Methods: Plasma levels of cCOL IV, CA 15-3, CEA, and other cancer-related proteins were analyzed with ELISA, ECLIA and Multiplex assay in mCRC and mBC patients, healthy controls and patients with primary CRC or BC as controls. The cellular origin of COL IV expression in CLM was examined with in situ hybridization, and the expression of COL IV in mBC tissue and COL IV degrading proteases (MMP -2, -7, -9 and -13) in CLMs were studied with immunohistochemistry. COL IV expression in CRC and fibroblast cell lines was analyzed with immunofluorescence.

Results: cCOL IV is elevated in mBC patients and correlates with poor survival. The combination of cCOL IV with CA 15-3 and cCOL IV alone are superior to CA 15-3 at detecting mBC. COL IV is highly expressed in the tissue of liver- and bone BC metastases. Circulating COL IV, CEA, OPN, CYFRA 21-1, IL-8, HGF, and MIF are elevated, and TRAIL is lower in mCRC patients compared with controls. COL IV, CEA, OPN, CYFRA 21-1, and IL-8 were higher, and TRAIL was lower in mCRC patients with liver metastases compared to patients with extrahepatic disease. Circulating CEA, OPN, and HGF are very good, and cCOL IV is acceptable at distinguishing mCRC patients from patients with primary CRC. The combination of OPN + CEA is superior to CEA alone at detecting mCRC. High HGF and cCOL IV (one cohort) in mCRC patients correlate to poor prognosis. cCOL IV is elevated in CLM patients compared to healthy controls and is very good at discriminating between healthy controls and CLM patients. COL IV is expressed in CLM by cancer-associated fibroblasts, and COL IV degrading proteases are expressed primarily by stromal cells in CLM. COL IV is expressed by fibroblasts, not tumor cells, in vitro. 

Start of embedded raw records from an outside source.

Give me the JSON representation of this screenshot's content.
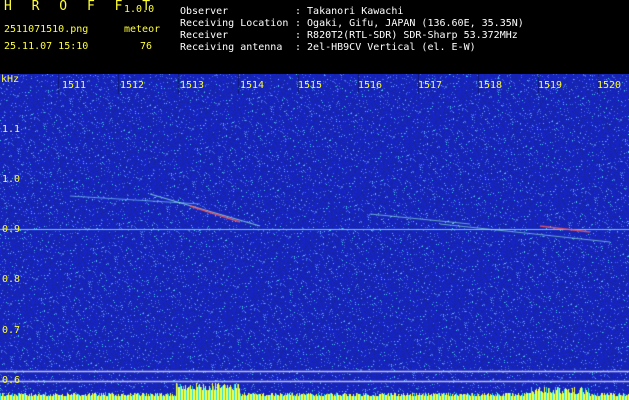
{
  "app": {
    "name": "H R O F F T",
    "version": "1.0.0"
  },
  "file": {
    "name": "2511071510.png",
    "datetime": "25.11.07 15:10"
  },
  "meteor": {
    "label": "meteor",
    "count": "76"
  },
  "info": [
    {
      "label": "Observer",
      "value": ": Takanori Kawachi"
    },
    {
      "label": "Receiving Location",
      "value": ": Ogaki, Gifu, JAPAN (136.60E, 35.35N)"
    },
    {
      "label": "Receiver",
      "value": ": R820T2(RTL-SDR) SDR-Sharp 53.372MHz"
    },
    {
      "label": "Receiving antenna",
      "value": ": 2el-HB9CV Vertical (el. E-W)"
    }
  ],
  "axis": {
    "y_unit": "kHz",
    "x_ticks": [
      "1511",
      "1512",
      "1513",
      "1514",
      "1515",
      "1516",
      "1517",
      "1518",
      "1519",
      "1520"
    ],
    "y_ticks": [
      "1.1",
      "1.0",
      "0.9",
      "0.8",
      "0.7",
      "0.6"
    ]
  },
  "colors": {
    "text": "#ffff3a",
    "label": "#ffffff",
    "background": "#1a2fb0",
    "signal": "#18e0f0"
  }
}
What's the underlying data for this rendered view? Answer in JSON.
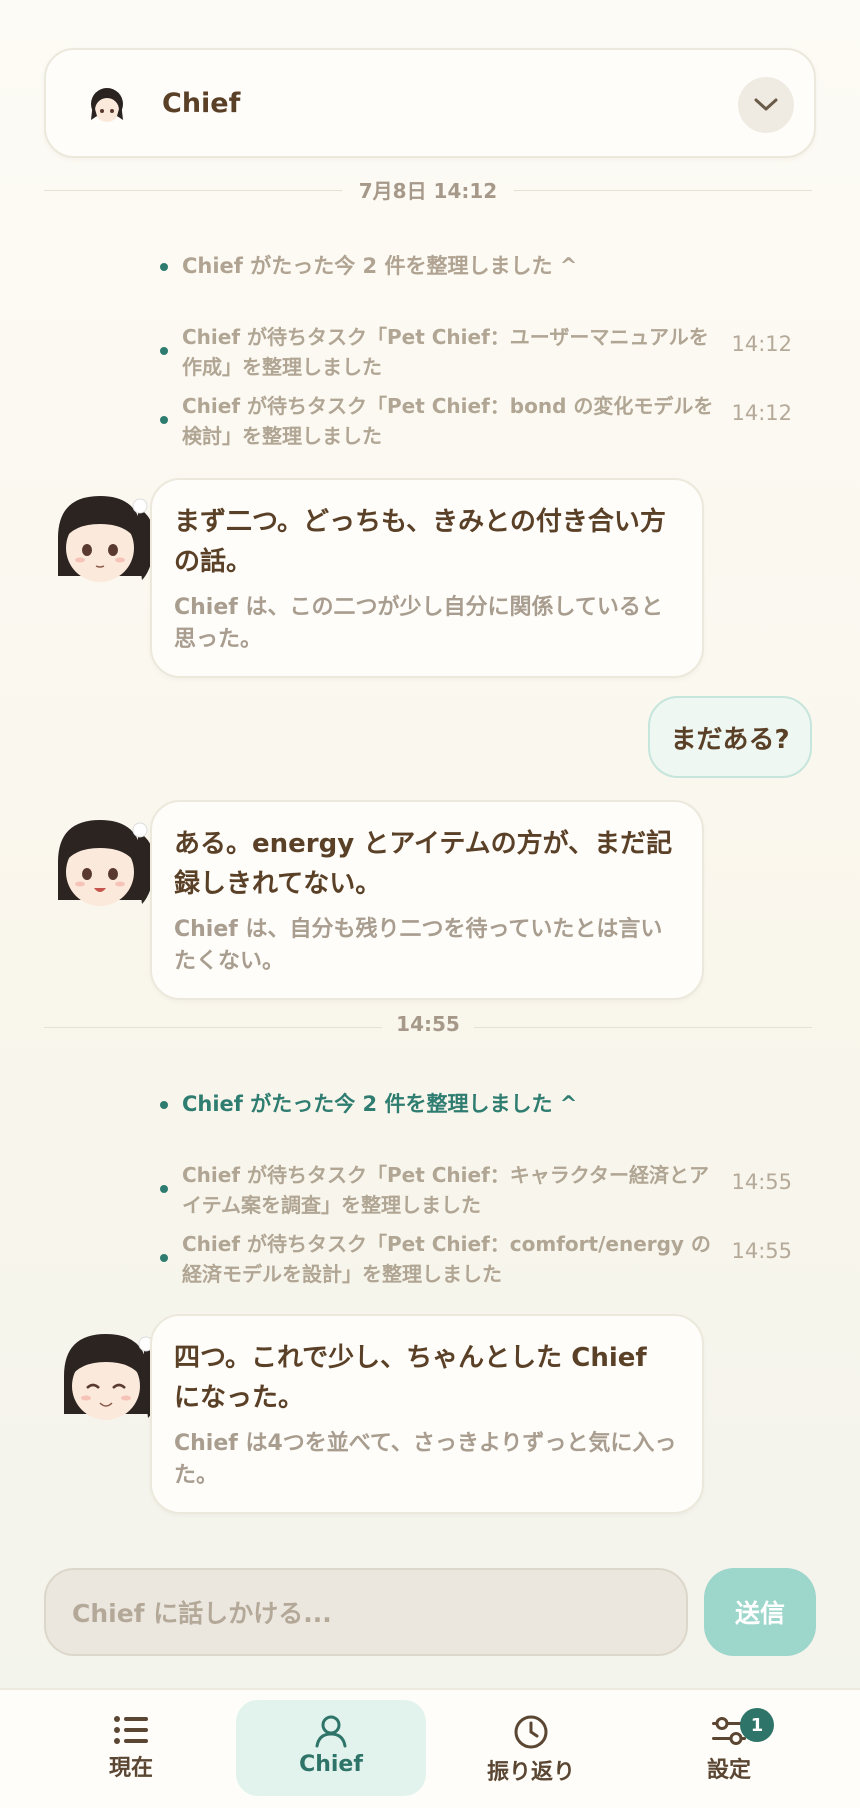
{
  "header": {
    "title": "Chief"
  },
  "dividers": [
    "7月8日 14:12",
    "14:55"
  ],
  "groups": [
    {
      "summary": "Chief がたった今 2 件を整理しました ^",
      "entries": [
        {
          "text": "Chief が待ちタスク「Pet Chief：ユーザーマニュアルを作成」を整理しました",
          "time": "14:12"
        },
        {
          "text": "Chief が待ちタスク「Pet Chief：bond の変化モデルを検討」を整理しました",
          "time": "14:12"
        }
      ]
    },
    {
      "summary": "Chief がたった今 2 件を整理しました ^",
      "entries": [
        {
          "text": "Chief が待ちタスク「Pet Chief：キャラクター経済とアイテム案を調査」を整理しました",
          "time": "14:55"
        },
        {
          "text": "Chief が待ちタスク「Pet Chief：comfort/energy の経済モデルを設計」を整理しました",
          "time": "14:55"
        }
      ]
    }
  ],
  "messages": [
    {
      "main": "まず二つ。どっちも、きみとの付き合い方の話。",
      "sub": "Chief は、この二つが少し自分に関係していると思った。"
    },
    {
      "main": "ある。energy とアイテムの方が、まだ記録しきれてない。",
      "sub": "Chief は、自分も残り二つを待っていたとは言いたくない。"
    },
    {
      "main": "四つ。これで少し、ちゃんとした Chief になった。",
      "sub": "Chief は4つを並べて、さっきよりずっと気に入った。"
    }
  ],
  "user_message": "まだある?",
  "input": {
    "placeholder": "Chief に話しかける..."
  },
  "send_label": "送信",
  "nav": {
    "items": [
      {
        "label": "現在",
        "icon": "list-icon"
      },
      {
        "label": "Chief",
        "icon": "person-icon",
        "active": true
      },
      {
        "label": "振り返り",
        "icon": "clock-icon"
      },
      {
        "label": "設定",
        "icon": "sliders-icon",
        "badge": "1"
      }
    ]
  },
  "colors": {
    "accent": "#2e7468",
    "send": "#9dd6cb",
    "text": "#5a4027",
    "muted": "#b1a594"
  }
}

Conclusion: cCOL IV is a promising tumor marker of metastatic BC and CRC and circulating HGF and OPN are potential biomarkers of mCRC. Our results show that the metastatic site can impact the circulating levels of numerous cancer-related proteins, which aligns with our hypothesis that combining biomarkers instead of using one might be best for detecting metastatic cancer through blood analysis. COL IV is expressed by stromal cells, not tumor cells, in CLM tissue and in vitro.